Red teaming in the AI era
As AI gets baked into enterprise tech stacks, AI applications are becoming prime targets for cyber attacks. In response, many cybersecurity teams are adapting existing cybersecurity practices to mitigate these new threats. One such practice measure is red teaming: the effort to expose weaknesses in a system and develop responses to found threats by playing the role of the enemy.
While this exercise is certainly an essential one, recent reports and anecdotal evidence show us that red teaming isn’t quite as straightforward when it comes to securing AI applications.
To effectively safeguard these new environments, cybersecurity teams need to understand the shifting nuances of red teaming in the context of AI. Understanding what’s changed with AI (and what hasn’t) is an essential starting point to guide red teaming efforts in the years ahead.
Why AI flips the red teaming script
In the pre-AI era, red teaming meant conducting a stealthy procedure of finding vulnerabilities and exploiting them, usually without a warning to the security team and with a specific goal in mind (e.g., accessing a server critical to business operations). But with the advent of AI, the red teaming process shifts. Instead of being a one-time ordeal with a singular goal, the process becomes far more frequent and widespread.
Unlike previous types of software, AI models become more intelligent over time. This constant change means new risks can emerge at any moment, making them incredibly difficult to anticipate. A one-and-done approach to red teaming simply won’t work. Because the abilities of these models increase over time, cyber teams are no longer red teaming a static model.
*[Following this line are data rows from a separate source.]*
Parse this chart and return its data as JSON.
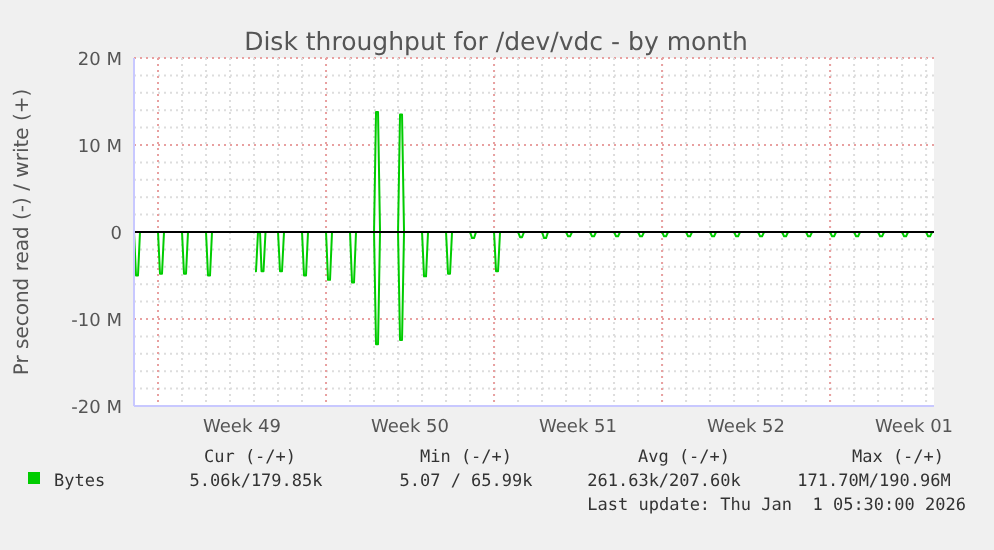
{
  "chart_data": {
    "type": "line",
    "title": "Disk throughput for /dev/vdc - by month",
    "ylabel": "Pr second read (-) / write (+)",
    "xlim": [
      "2025-11-30T00:00",
      "2026-01-02T07:55"
    ],
    "xticks": [
      {
        "value": "2025-12-04T12:00",
        "label": "Week 49"
      },
      {
        "value": "2025-12-11T12:00",
        "label": "Week 50"
      },
      {
        "value": "2025-12-18T12:00",
        "label": "Week 51"
      },
      {
        "value": "2025-12-25T12:00",
        "label": "Week 52"
      },
      {
        "value": "2026-01-01T12:00",
        "label": "Week 01"
      }
    ],
    "ylim": [
      -20,
      20
    ],
    "yticks": [
      {
        "value": -20,
        "label": "-20 M"
      },
      {
        "value": -10,
        "label": "-10 M"
      },
      {
        "value": 0,
        "label": "0"
      },
      {
        "value": 10,
        "label": "10 M"
      },
      {
        "value": 20,
        "label": "20 M"
      }
    ],
    "grid": true,
    "legend": "bottom left",
    "marker": "none",
    "line_style": "solid",
    "ref_lines": [
      {
        "axis": "y",
        "value": 0,
        "color": "#000000"
      }
    ],
    "series": [
      {
        "color": "#00cc00",
        "x": [
          "2025-11-30T00:00",
          "2025-11-30T02:00",
          "2025-11-30T04:00",
          "2025-11-30T06:00",
          "2025-12-01T00:00",
          "2025-12-01T02:00",
          "2025-12-01T04:00",
          "2025-12-01T06:00",
          "2025-12-02T00:00",
          "2025-12-02T02:00",
          "2025-12-02T04:00",
          "2025-12-02T06:00",
          "2025-12-03T00:00",
          "2025-12-03T02:00",
          "2025-12-03T04:00",
          "2025-12-03T06:00",
          "2025-12-04T00:00",
          "2025-12-04T12:00",
          "2025-12-05T01:00",
          "2025-12-05T02:00",
          "2025-12-05T04:00",
          "2025-12-05T06:00",
          "2025-12-05T07:30",
          "2025-12-05T09:30",
          "2025-12-05T11:30",
          "2025-12-06T00:00",
          "2025-12-06T02:00",
          "2025-12-06T04:00",
          "2025-12-06T06:00",
          "2025-12-07T00:00",
          "2025-12-07T02:00",
          "2025-12-07T04:00",
          "2025-12-07T06:00",
          "2025-12-08T00:00",
          "2025-12-08T02:00",
          "2025-12-08T04:00",
          "2025-12-08T06:00",
          "2025-12-09T00:00",
          "2025-12-09T02:00",
          "2025-12-09T04:00",
          "2025-12-09T06:00",
          "2025-12-10T00:00",
          "2025-12-10T02:00",
          "2025-12-10T04:00",
          "2025-12-10T06:00",
          "2025-12-11T00:00",
          "2025-12-11T02:00",
          "2025-12-11T04:00",
          "2025-12-11T06:00",
          "2025-12-12T00:00",
          "2025-12-12T02:00",
          "2025-12-12T04:00",
          "2025-12-12T06:00",
          "2025-12-13T00:00",
          "2025-12-13T02:00",
          "2025-12-13T04:00",
          "2025-12-13T06:00",
          "2025-12-14T00:00",
          "2025-12-14T02:00",
          "2025-12-14T04:00",
          "2025-12-14T06:00",
          "2025-12-15T00:00",
          "2025-12-15T02:00",
          "2025-12-15T04:00",
          "2025-12-15T06:00",
          "2025-12-16T00:00",
          "2025-12-16T02:00",
          "2025-12-16T04:00",
          "2025-12-16T06:00",
          "2025-12-17T00:00",
          "2025-12-17T02:00",
          "2025-12-17T04:00",
          "2025-12-17T06:00",
          "2025-12-18T00:00",
          "2025-12-18T02:00",
          "2025-12-18T04:00",
          "2025-12-18T06:00",
          "2025-12-19T00:00",
          "2025-12-19T02:00",
          "2025-12-19T04:00",
          "2025-12-19T06:00",
          "2025-12-20T00:00",
          "2025-12-20T02:00",
          "2025-12-20T04:00",
          "2025-12-20T06:00",
          "2025-12-21T00:00",
          "2025-12-21T02:00",
          "2025-12-21T04:00",
          "2025-12-21T06:00",
          "2025-12-22T00:00",
          "2025-12-22T02:00",
          "2025-12-22T04:00",
          "2025-12-22T06:00",
          "2025-12-23T00:00",
          "2025-12-23T02:00",
          "2025-12-23T04:00",
          "2025-12-23T06:00",
          "2025-12-24T00:00",
          "2025-12-24T02:00",
          "2025-12-24T04:00",
          "2025-12-24T06:00",
          "2025-12-25T00:00",
          "2025-12-25T02:00",
          "2025-12-25T04:00",
          "2025-12-25T06:00",
          "2025-12-26T00:00",
          "2025-12-26T02:00",
          "2025-12-26T04:00",
          "2025-12-26T06:00",
          "2025-12-27T00:00",
          "2025-12-27T02:00",
          "2025-12-27T04:00",
          "2025-12-27T06:00",
          "2025-12-28T00:00",
          "2025-12-28T02:00",
          "2025-12-28T04:00",
          "2025-12-28T06:00",
          "2025-12-29T00:00",
          "2025-12-29T02:00",
          "2025-12-29T04:00",
          "2025-12-29T06:00",
          "2025-12-30T00:00",
          "2025-12-30T02:00",
          "2025-12-30T04:00",
          "2025-12-30T06:00",
          "2025-12-31T00:00",
          "2025-12-31T02:00",
          "2025-12-31T04:00",
          "2025-12-31T06:00",
          "2026-01-01T00:00",
          "2026-01-01T02:00",
          "2026-01-01T04:00",
          "2026-01-01T06:00",
          "2026-01-02T00:00",
          "2026-01-02T02:00",
          "2026-01-02T04:00",
          "2026-01-02T06:00",
          "2026-01-02T07:55"
        ],
        "values": [
          0,
          -5.0,
          -5.0,
          0,
          0,
          -4.8,
          -4.8,
          0,
          0,
          -4.8,
          -4.8,
          0,
          0,
          -5.0,
          -5.0,
          0,
          0,
          null,
          -4.5,
          -4.5,
          0,
          0,
          -4.5,
          -4.5,
          0,
          0,
          -4.5,
          -4.5,
          0,
          0,
          -5.0,
          -5.0,
          0,
          0,
          -5.5,
          -5.5,
          0,
          0,
          -5.8,
          -5.8,
          0,
          0,
          -12.9,
          -12.9,
          0,
          0,
          -12.4,
          -12.4,
          0,
          0,
          -5.1,
          -5.1,
          0,
          0,
          -4.8,
          -4.8,
          0,
          0,
          -0.7,
          -0.7,
          0,
          0,
          -4.5,
          -4.5,
          0,
          0,
          -0.6,
          -0.6,
          0,
          0,
          -0.7,
          -0.7,
          0,
          0,
          -0.5,
          -0.5,
          0,
          0,
          -0.5,
          -0.5,
          0,
          0,
          -0.5,
          -0.5,
          0,
          0,
          -0.5,
          -0.5,
          0,
          0,
          -0.5,
          -0.5,
          0,
          0,
          -0.5,
          -0.5,
          0,
          0,
          -0.5,
          -0.5,
          0,
          0,
          -0.5,
          -0.5,
          0,
          0,
          -0.5,
          -0.5,
          0,
          0,
          -0.5,
          -0.5,
          0,
          0,
          -0.5,
          -0.5,
          0,
          0,
          -0.5,
          -0.5,
          0,
          0,
          -0.5,
          -0.5,
          0,
          0,
          -0.5,
          -0.5,
          0,
          0,
          -0.5,
          -0.5,
          0,
          0,
          -0.5,
          -0.5,
          0,
          0
        ]
      },
      {
        "name": "Bytes",
        "color": "#00cc00",
        "x": [
          "2025-12-10T00:00",
          "2025-12-10T02:00",
          "2025-12-10T04:00",
          "2025-12-10T06:00",
          "2025-12-10T12:00",
          "2025-12-11T00:00",
          "2025-12-11T02:00",
          "2025-12-11T04:00",
          "2025-12-11T06:00"
        ],
        "values": [
          0,
          13.8,
          13.8,
          0,
          null,
          0,
          13.5,
          13.5,
          0
        ]
      }
    ],
    "annotations": [
      "Cur (-/+)",
      "Min (-/+)",
      "Avg (-/+)",
      "Max (-/+)",
      "5.06k/179.85k",
      "5.07 / 65.99k",
      "261.63k/207.60k",
      "171.70M/190.96M",
      "Last update: Thu Jan  1 05:30:00 2026"
    ]
  }
}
Another change: when you start working with a third-party LLM, all you can see is the model itself, not the data and code behind it. This is akin to assessing car trouble without being able to look under the hood, and it’s a sharp contrast to what we’re used to with traditional software.
Red teaming AI applications is no longer the simple process of having a checklist of things to look out for and going through it. To identify vulnerabilities, cyber teams need to constantly come up with creative ways to poke holes in models and closely monitor model behavior and output.
On top of that, teams must be painstakingly deliberate when red teaming an LLM with external plugins. The interconnectedness of LLMs requires that you red team the system in its entirety, starting with a very clear objective. For example, let’s say you want to make an LLM disclose sensitive information. Once you succeed in generating that vulnerability, you need to identify not just model weaknesses, but also system-wide safeguards for mitigating the downstream effects of that type of attack.
When dealing with AI, it’s not just about red teaming your models: red teaming interconnected applications matters, too. Only by broadening the lens of your red teaming efforts can you sufficiently identify potential vulnerabilities and proactively build operational protection around them.
Cybersecurity 101 still applies with AI
As with any type of software, red teaming alone is never enough. With LLMs in particular, operational protections are essential to attack prevention. There will be new threats every day, and you need structures and procedures that guard your applications at all times. Bottom line: AI security requires you to pull out all the stops, and all traditional cybersecurity practices have to remain in play.
For instance, you have to sanitize your databases. If you have an LLM that can access an internal database, make sure the data is scrubbed before it enters the model. Additionally, keep your access controls in check. LLMs should only have the least possible privilege to minimize damages in the event of a compromise.
Securing AI models is a completely new challenge that nearly every cybersecurity company will eventually need to tackle. Red teaming is a great place to start, but it also requires that you challenge your understanding of the red teaming process and complement those efforts with tried-and true security strategies. The more cybersecurity pros who master these nuances, the closer we’ll be to delivering on the promise of AI.